Productivity Crisis: How the UK continues to lag behind rivals

09 August 2016 -

“Productivity"

The productivity puzzle is a perennial problem for British businesses. Here, Insights takes a look at how workspace design can help boost performance

Jermaine Haughton

While Brexit, political leadership changes and the fall of the Pound have dominated the headlines, new official data shows the UK’s productivity is still lagging some way behind the levels seen before the global financial crisis of 2008.

According to the latest Office for National Statistics (ONS) report, productivity grew by just 0.5% in the first three months of 2016, compared with the last quarter of 2015. This was higher than the 0.9% fall experienced in Q4 2015.
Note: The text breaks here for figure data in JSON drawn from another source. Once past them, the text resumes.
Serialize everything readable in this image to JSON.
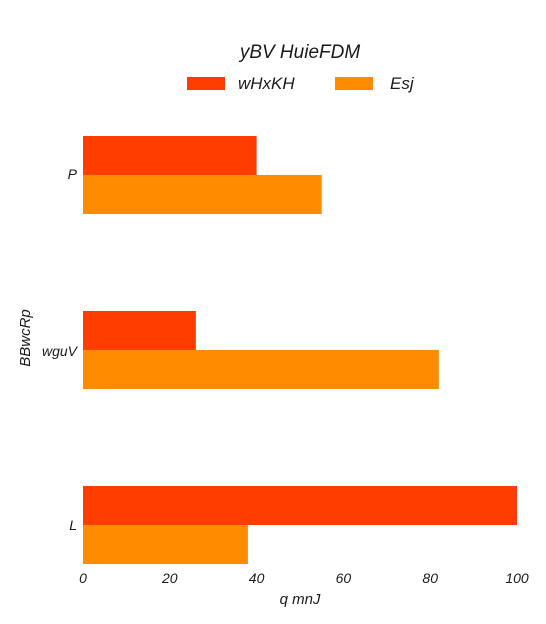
{
  "chart_data": {
    "type": "bar",
    "orientation": "horizontal",
    "legend_title": "yBV HuieFDM",
    "legend_position": "top-center",
    "categories": [
      "P",
      "wguV",
      "L"
    ],
    "series": [
      {
        "name": "wHxKH",
        "color": "#ff3d00",
        "values": [
          40,
          26,
          100
        ]
      },
      {
        "name": "Esj",
        "color": "#ff8c00",
        "values": [
          55,
          82,
          38
        ]
      }
    ],
    "xlabel": "q mnJ",
    "ylabel": "BBwcRp",
    "xlim": [
      0,
      100
    ],
    "xticks": [
      "0",
      "20",
      "40",
      "60",
      "80",
      "100"
    ],
    "grid": false
  }
}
Last year, the UK was named as the least productive nation in the G7 ( Canada, France, Germany, Italy, Japan, the United Kingdom, and the United States) and the latest figures suggest that the UK’s productivity issues are not must closer to a solution, causing more headaches for economists, politicians and employers.

Within the prevailing productivity slump in the UK, the three industries that experienced the largest falls in productivity between 2007 and 2015 continue to be the three non-manufacturing production industries – mining and quarrying, electricity and gas, and water and sewerage.

To combat this low productivity, Tim Oldman, CEO of Leesman, said that businesses need to analyse the reasons behind their low productivity and optimise their work spaces.

“As the costs of delivery continues to increase, and as finance directors continue to sacrifice property and infrastructure to save money, more and more workplaces pass a tipping point where their business spaces are failing to support the productivity of those they accommodate,” he said. “Across 108 UK workplaces and 11,812 employees measured in the last 12-months, just 52% of office workers report that their workplace enables them to work productively, and one in they actively disagree with this statement.

“This is having a continued impact on employees and creating “toxic workplaces” where efforts are being met with business environments that are simply not supporting people in the role they are employed to undertake.

“There’s a woeful lack of science being applied to the workplace environment. Organisations must include the workplace in their productivity focus. Those that do will boost their organisation’s performance.”

Oldman added: “Regardless of the potential fluctuations contained within t[the ONS data], labour productivity per employee has failed to markedly rise since the global downturn. Considering the recent surge of economic turmoil, it is fair to assume the UK will continue to boast an abysmal level of overall output.”